I took a different approach. I supported the guys running the cyber learning experiment and learned as much about it as I could . . . but was very skeptical of what I saw developing, for three reasons.
First, I sensed a traditional American belief that we were going to create and control this technology and dominate everybody else. That's not the way defense technology has worked in the past. Ask J. Robert Oppenheimer, “The Father of the Atomic Bomb,” and he will tell you that, “if you build it, they will build it too”. In fact, while our Department of Defense has been developing world-class cyber capabilities for the military, our cyber defenses of industry, finance and critical infrastructure have been losing ground. Any cyber counter-strike will come against the American economy, and impact the American people more than the American government. The result is not likely to be pretty on our end.
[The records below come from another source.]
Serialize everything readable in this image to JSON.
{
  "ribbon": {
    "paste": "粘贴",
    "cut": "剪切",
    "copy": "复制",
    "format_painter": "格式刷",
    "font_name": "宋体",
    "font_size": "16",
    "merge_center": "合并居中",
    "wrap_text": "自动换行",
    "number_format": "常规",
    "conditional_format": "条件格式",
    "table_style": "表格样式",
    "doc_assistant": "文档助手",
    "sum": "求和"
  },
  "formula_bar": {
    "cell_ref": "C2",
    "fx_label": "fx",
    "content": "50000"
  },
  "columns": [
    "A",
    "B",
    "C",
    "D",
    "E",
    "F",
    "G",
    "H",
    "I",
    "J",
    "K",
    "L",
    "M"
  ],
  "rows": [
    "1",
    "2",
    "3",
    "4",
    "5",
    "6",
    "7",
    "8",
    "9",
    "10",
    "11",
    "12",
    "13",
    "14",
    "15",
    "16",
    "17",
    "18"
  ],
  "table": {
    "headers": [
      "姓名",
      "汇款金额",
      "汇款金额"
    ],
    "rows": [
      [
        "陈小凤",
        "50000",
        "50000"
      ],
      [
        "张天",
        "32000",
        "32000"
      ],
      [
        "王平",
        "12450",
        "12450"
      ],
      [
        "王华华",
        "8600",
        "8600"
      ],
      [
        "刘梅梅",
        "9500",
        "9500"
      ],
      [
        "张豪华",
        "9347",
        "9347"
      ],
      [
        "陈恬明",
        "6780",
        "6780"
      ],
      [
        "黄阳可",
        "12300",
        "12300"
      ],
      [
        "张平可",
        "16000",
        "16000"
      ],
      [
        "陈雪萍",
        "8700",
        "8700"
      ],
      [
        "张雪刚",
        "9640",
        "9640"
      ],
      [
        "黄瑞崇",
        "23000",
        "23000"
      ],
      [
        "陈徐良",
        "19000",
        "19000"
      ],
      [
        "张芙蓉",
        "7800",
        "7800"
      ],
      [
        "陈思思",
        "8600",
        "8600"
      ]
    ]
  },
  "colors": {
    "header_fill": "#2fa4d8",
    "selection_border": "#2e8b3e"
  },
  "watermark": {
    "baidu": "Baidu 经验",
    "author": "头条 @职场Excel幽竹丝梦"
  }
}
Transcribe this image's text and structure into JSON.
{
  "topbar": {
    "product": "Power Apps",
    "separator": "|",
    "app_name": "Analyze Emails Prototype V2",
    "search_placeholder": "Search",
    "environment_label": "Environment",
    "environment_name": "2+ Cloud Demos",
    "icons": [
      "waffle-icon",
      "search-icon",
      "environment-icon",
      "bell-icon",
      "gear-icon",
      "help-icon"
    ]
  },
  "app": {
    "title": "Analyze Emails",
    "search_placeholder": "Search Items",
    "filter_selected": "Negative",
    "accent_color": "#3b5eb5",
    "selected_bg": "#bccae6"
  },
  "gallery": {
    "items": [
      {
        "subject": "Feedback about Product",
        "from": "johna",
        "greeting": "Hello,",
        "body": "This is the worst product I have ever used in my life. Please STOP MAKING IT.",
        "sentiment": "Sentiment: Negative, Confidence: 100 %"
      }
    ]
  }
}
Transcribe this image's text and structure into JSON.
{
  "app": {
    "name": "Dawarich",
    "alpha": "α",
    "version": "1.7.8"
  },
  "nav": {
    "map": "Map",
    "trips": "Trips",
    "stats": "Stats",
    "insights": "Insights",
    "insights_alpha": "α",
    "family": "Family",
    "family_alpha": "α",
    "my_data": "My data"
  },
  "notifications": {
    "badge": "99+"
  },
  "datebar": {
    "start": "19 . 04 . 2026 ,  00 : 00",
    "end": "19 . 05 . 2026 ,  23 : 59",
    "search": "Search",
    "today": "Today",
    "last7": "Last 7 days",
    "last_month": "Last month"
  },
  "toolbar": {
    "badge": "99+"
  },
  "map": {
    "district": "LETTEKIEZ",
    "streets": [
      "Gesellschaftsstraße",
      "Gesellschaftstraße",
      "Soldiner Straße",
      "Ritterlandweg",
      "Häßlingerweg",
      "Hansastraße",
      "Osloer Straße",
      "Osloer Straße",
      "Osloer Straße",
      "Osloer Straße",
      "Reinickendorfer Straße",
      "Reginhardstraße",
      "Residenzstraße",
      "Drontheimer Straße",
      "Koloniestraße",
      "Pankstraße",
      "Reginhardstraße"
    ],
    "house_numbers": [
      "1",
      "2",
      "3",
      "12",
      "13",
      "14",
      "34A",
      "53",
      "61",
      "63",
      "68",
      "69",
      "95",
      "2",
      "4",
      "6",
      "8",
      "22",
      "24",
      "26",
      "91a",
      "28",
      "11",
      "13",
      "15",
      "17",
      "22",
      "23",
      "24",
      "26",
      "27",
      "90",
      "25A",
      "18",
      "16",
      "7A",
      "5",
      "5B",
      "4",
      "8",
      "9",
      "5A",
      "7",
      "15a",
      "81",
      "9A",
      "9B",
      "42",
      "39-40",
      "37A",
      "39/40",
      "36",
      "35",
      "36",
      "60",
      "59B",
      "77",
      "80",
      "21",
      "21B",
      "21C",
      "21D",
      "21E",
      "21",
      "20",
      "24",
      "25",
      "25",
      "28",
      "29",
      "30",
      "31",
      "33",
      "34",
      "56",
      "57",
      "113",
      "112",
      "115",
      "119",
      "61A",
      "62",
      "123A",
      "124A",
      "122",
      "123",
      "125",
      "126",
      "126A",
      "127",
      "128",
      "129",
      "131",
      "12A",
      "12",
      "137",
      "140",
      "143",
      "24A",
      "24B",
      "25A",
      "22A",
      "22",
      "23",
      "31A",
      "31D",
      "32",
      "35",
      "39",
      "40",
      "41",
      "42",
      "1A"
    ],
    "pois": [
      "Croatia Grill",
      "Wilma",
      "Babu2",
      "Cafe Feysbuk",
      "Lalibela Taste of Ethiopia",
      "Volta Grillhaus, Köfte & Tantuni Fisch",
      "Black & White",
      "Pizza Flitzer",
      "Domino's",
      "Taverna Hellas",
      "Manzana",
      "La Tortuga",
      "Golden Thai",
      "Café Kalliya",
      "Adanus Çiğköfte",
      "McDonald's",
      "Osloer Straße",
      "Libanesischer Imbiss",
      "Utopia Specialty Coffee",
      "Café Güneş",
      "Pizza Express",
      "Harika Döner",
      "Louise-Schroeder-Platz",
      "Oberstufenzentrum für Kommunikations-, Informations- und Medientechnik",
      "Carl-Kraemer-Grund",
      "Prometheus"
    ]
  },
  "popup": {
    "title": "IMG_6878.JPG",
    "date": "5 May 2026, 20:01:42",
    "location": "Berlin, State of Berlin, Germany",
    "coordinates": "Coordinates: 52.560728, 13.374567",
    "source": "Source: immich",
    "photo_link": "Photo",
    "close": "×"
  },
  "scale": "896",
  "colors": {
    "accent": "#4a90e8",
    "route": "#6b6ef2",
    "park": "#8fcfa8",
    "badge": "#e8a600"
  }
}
Second, the concepts I saw emerging were primarily operational with very little strategic thought. No one seemed to be asking “once we develop and use cyber weapons, what happens next?” What would be the consequences, and the unintended consequences? General Eisenhower initially thought of nuclear weapons as just bigger bombs. But President Eisenhower, quickly realized that the use of a nuclear weapon requires thinking about much more than the size of the explosion. He had to think of the Soviet response . . . what would happen next? Nations have spent centuries developing schools of strategy for the use of conventional weapons. Modern politicians, strategists, and citizens have spent six decades developing and publicly debating strategies for using (and deterring the use of) nuclear weapons. But all discussion of using cyber weapons has been classified and confined to the relatively few operators involved. Almost none of our citizens, traditional defense experts (think tanks, academic researchers, congressional and military staffs, etc.) OR THE MEDIA have been involved in thinking about how to use these weapons, and what will happen next. This means that what happens after we use our cyber capabilities will come as a surprise to everyone . . . including us.
Third, what disturbs me most about this new approach to warfare is that we can never know ground truth about what weapons exist and what weapons are used. If you think sorting out who used chemicals in Syria is hard, try determining:
-- Who turned off the electricity to a hospital and killed patients?
-- Who open the gates of a hydroelectric dam and flooded villages downstream?
-- Who seized control of a nuclear reactor and caused the core to melt and explode?
Last spring an American general claimed that the US could enter an enemy command and control network and prevent the launch of a missile with a nuclear warhead. A rational listener might wonder if we could just as easily enter the system and launch that missile on our own. If Iran ever launches a nuclear weapon against Israel, I expect them to go to the UN immediately and claim that US cyber experts actually did the dirty deed. Who do you think the world would believe? How would we prove our innocence?
I am not against developing or using cyber capabilities. Defensive cyber capabilities, in particular, are absolutely essential in today's world. And I am not against operational secrecy. There is no need to telegraph our punch when we are preparing for war.
But an unpredictable, invisible, untraceable, and poorly understood weapon is a dangerous weapon. Before we turn enthusiastic operators loose to experiment with acts of war in the volatile Mid East, I would like to see a bit more discussion of the capabilities, rules and constraints of cyber war with the people who will ultimately pay the price for either the success or failure of this venture.
That would be the citizens of the United States.